Dalam pertemuan bilateral tersebut, Prabowo menilai hubungan Indonesia dan Prancis saat ini berada pada fase terbaik sepanjang sejarah diplomatik kedua negara.
“Saya sependapat yang mulia, hubungan Indonesia dan Perancis berada di tingkat menurut saya yang terbaik selama ini,” ujar Prabowo.
Menurut Prabowo, eratnya hubungan bilateral tidak terlepas dari dukungan langsung Macron dalam memperkuat berbagai sektor kerja sama strategis.
Mulai dari pertahanan, sains dan teknologi, hingga pendidikan, seluruhnya mengalami perkembangan signifikan dalam beberapa tahun terakhir.

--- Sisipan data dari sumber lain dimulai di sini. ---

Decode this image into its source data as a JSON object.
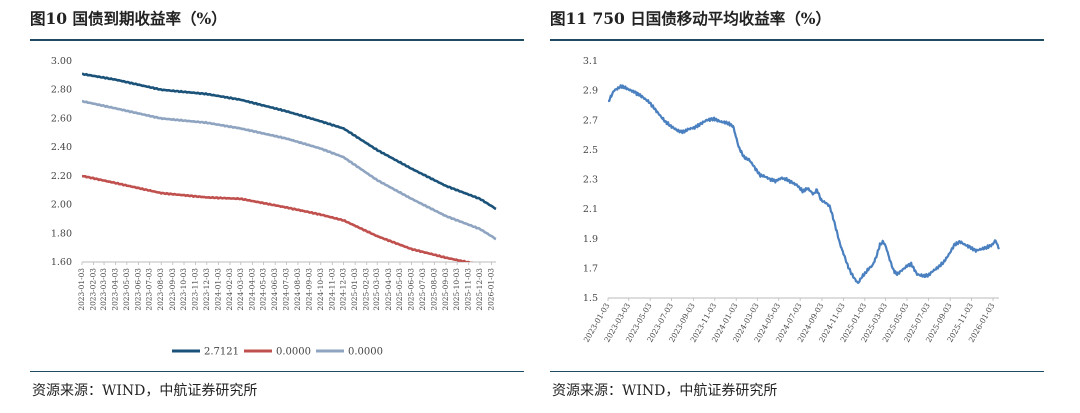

“Dalam beberapa hal, Indonesia dan Perancis memiliki sikap yang sama, dan saat ini hubungan bilateral kita sangat baik, ini tidak lain adalah karena dukungan langsung dari Presiden Macron,” kata Prabowo.
Kepala negara kemudian menegaskan bahwa sektor pendidikan akan menjadi salah satu fokus penting dalam penguatan hubungan kedua negara ke depan.
Pemerintah Indonesia, kata Prabowo, bahkan mulai mendorong pembelajaran bahasa Prancis di berbagai jenjang pendidikan sebagai langkah menghadapi dinamika global di masa mendatang.
“Sekarang saya sudah instruksikan bahwa semua tingkatan sekolah-sekolah Indonesia harus belajar bahasa Perancis, melihat perkembangan dunia ke depan,” pungkasnya.